Kelebihan IC Regulator Mobil
Saat ini, kebanyakan mobil telah menggunakan IC regulator dalam komponen mesinnya. Ada beberapa kelebihan dari IC regulator, yaitu sebagai berikut.

1. Ukuran IC regulator mobil lebih kecil, sehingga dapat menjadi satu dengan alternator. Hal ini tentunya dapat menghemat tempat.
2. Sistem pengisian lebih sederhana dibandingkan dengan jenis konvensional. Meskipun begitu, arus dan tegangan yang dihasilkan IC regulator juga besar.
3. Hasil pengaturan pada IC regulator menghasilkan tegangan yang lebih stabil.
4. Tidak menggunakan kontak point seperti regulator konvensional sehingga tidak memerlukan penyetelan.
5. Proses pendinginan pada IC regulator lebih optimal dengan banyaknya lubang radiasi dan letak kipas.

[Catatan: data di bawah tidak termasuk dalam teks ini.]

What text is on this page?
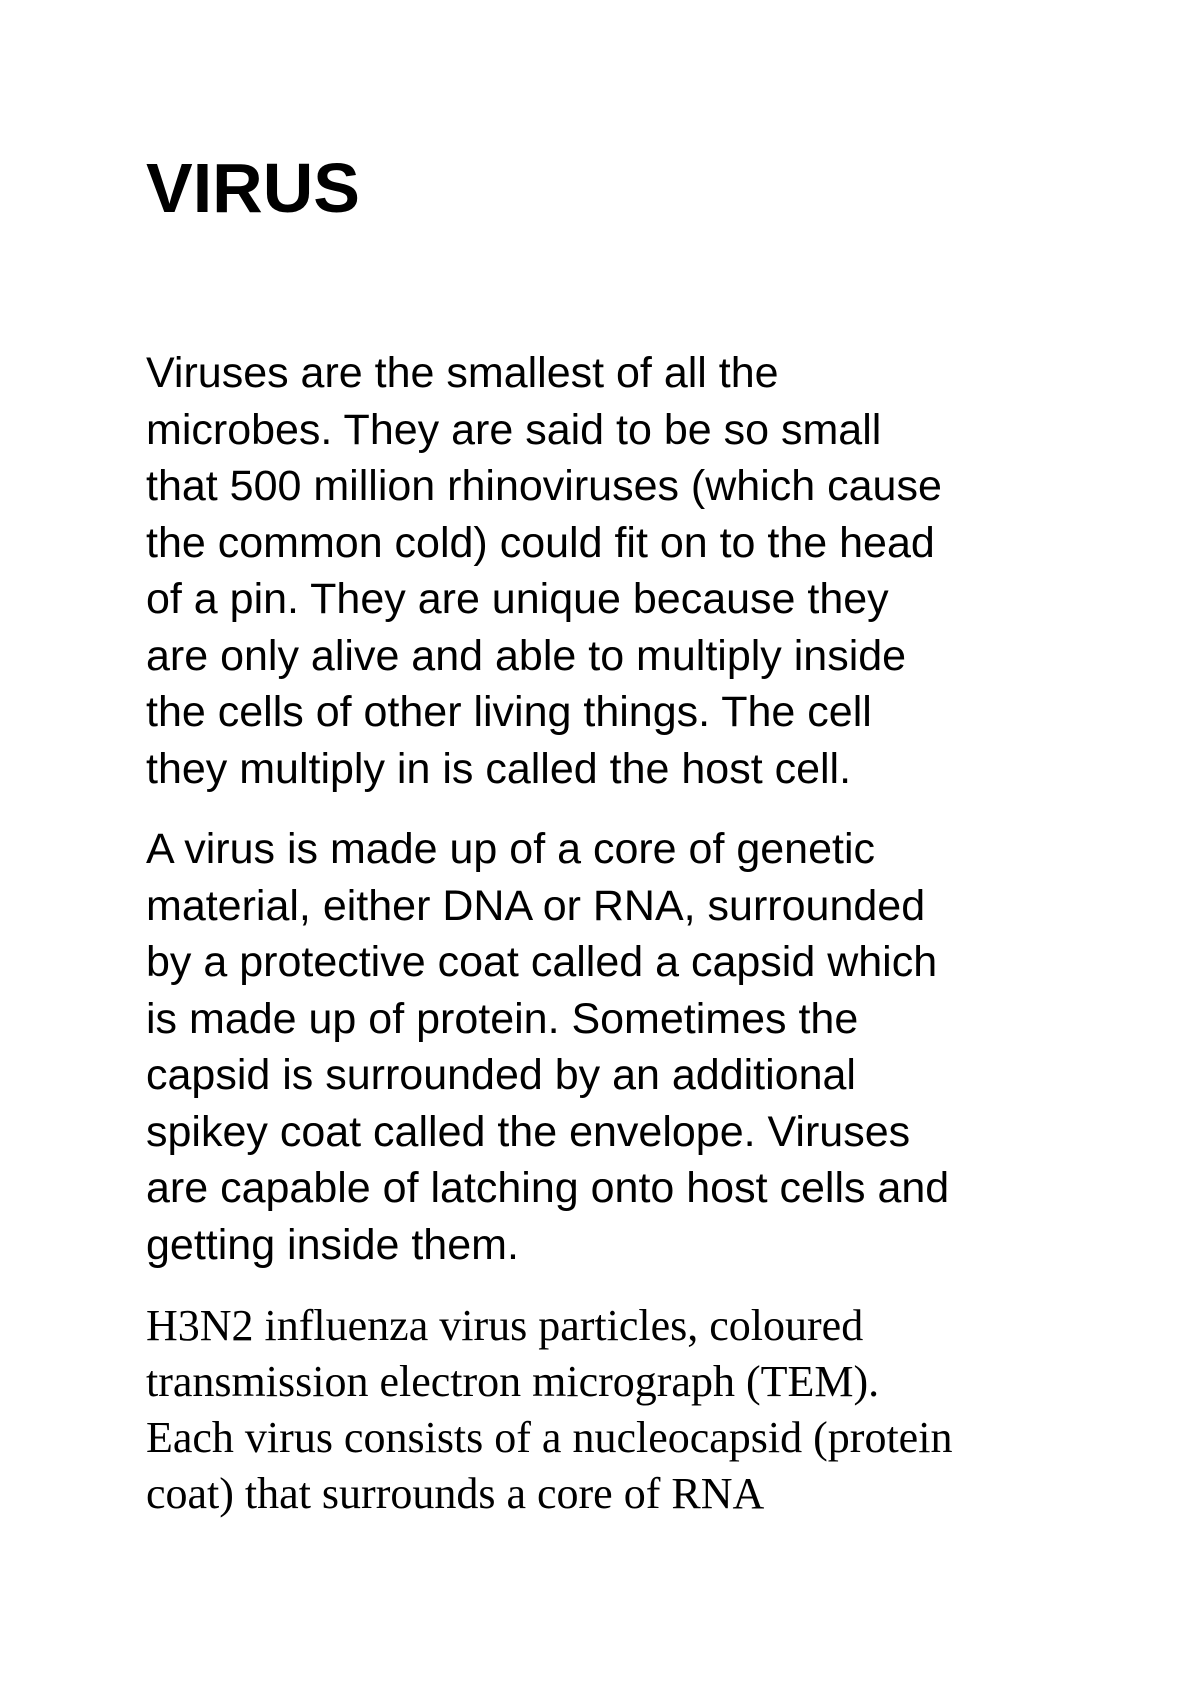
VIRUS

Viruses are the smallest of all the
microbes. They are said to be so small
that 500 million rhinoviruses (which cause
the common cold) could fit on to the head
of a pin. They are unique because they
are only alive and able to multiply inside
the cells of other living things. The cell
they multiply in is called the host cell.

A virus is made up of a core of genetic
material, either DNA or RNA, surrounded
by a protective coat called a capsid which
is made up of protein. Sometimes the
capsid is surrounded by an additional
spikey coat called the envelope. Viruses
are capable of latching onto host cells and
getting inside them.

H3N2 influenza virus particles, coloured
transmission electron micrograph (TEM).
Each virus consists of a nucleocapsid (protein
coat) that surrounds a core of RNA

Kekurangan IC Regulator Mobil
Walaupun memiliki banyak kelebihan, sama seperti komponen mesin lainnya, masih terdapat keterbatasan pada IC regulator. Kelemahan IC regulator terletak pada saat terjadi kerusakan. Karena ukurannya yang kecil dan berada di dalam alternator, perlu pembongkaran pada Saat IC regulator dicurigai bermasalah.

IC regulator yang rusak juga tidak dapat diperbaiki, melainkan harus diganti dengan yang baru. Apalagi jika tidak ingin repot dalam memasang, maka harus membeli alternator baru yang seluruh isi komponennya masih baru, terutama IC regulatornya. Sehingga bisa disimpulkan bahwa kerusakan pada IC regulator akan menimbulkan kerugian yang lebih besar.

Ada baiknya alternator pada mobil diperiksa secara berkala untuk memastikan kondisi IC regulator. Karena letaknya berada di dalam dan ukurannya kecil, mintalah bantuan pada ahli mekanik saat memeriksa IC regulator mobil.